Swami then asked “What is spirituality?” 

When I didn’t answer, He looked at everyone and repeated the question. Then He said, “Spirituality is nothing but indulging in Sat Chintana, Sat Alochana and Sat Karma”. 

As long as one is involved in such practice, one is on the right spiritual path. Don’t get confused with big words and high language. In much simple terms Swami says “Be good, do good and see good. This is the way to God”. The doors of wisdom will open when you keep your mind, words and actions pure.

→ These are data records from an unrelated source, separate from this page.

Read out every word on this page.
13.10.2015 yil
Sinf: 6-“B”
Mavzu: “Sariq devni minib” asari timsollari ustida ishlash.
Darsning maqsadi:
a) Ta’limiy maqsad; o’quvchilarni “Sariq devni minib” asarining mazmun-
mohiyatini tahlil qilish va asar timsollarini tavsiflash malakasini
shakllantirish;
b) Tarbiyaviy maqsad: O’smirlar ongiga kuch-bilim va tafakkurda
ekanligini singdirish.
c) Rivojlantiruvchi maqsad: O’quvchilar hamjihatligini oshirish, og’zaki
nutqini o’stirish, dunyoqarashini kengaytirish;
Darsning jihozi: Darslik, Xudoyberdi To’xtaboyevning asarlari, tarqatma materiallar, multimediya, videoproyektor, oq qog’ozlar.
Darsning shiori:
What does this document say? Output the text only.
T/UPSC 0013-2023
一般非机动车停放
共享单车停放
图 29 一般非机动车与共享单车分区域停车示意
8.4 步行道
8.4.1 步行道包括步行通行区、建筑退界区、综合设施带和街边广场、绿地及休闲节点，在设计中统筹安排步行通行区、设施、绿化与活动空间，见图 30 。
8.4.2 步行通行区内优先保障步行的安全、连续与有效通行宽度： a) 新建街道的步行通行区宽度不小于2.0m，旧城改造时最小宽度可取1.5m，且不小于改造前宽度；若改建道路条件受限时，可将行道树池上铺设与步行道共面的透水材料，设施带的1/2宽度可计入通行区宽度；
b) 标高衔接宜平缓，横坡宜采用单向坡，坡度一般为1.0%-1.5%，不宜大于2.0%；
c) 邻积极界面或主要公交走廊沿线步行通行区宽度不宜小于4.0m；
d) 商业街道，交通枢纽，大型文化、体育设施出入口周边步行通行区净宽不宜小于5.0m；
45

My learnings at the Lotus feet commenced initially with Swami telling me not to indulge in too much talk or develop unwanted relationships with others around. He often used to advise us, “Your relationship with each other should be confined to Hello Hello… How are you? Goodbye Goodbye!” 

“The first step in Sadhana is self-control” He said. This starts with keeping our focus on the purpose with which we have entered Brindavan. He said,“If it were for degrees, you had enough colleges in your home towns. Why then did your parents send you here?”The only defining factor is that we have the greatest opportunity of being in the Divine presence. 

“If that be the case why then are you diverting your attention towards others and getting distracted.” 

Very emphatically He told us that the one and only everlasting relationship is with Swami and all the others fade away in time. Looking back after nearly four decades, I realised, the one and only constant companion is Bhagawan Himself and all the others were transient.  A person thus engaged with Swami soon realises the spiritual nature of his interactions with Him and begins to reflect and decipher their meaning. The person has to learn, imbibe, and live His teachings. Meaningful spiritual learning has to manifest in the convergence of intellectual development, conversation, and everyday activity – unity of thought, word, and deed – imbued with spiritual intent and goals.

BVS Sagar BSc from Brindavan College, 1972 – 1975. He is based in Hyderabad and has worked in various pharma MNCs before retiring as the VP – Procurement in Pfizer Healthcare (Chennai). He writes articles in Telugu for Sanathana Sarathi.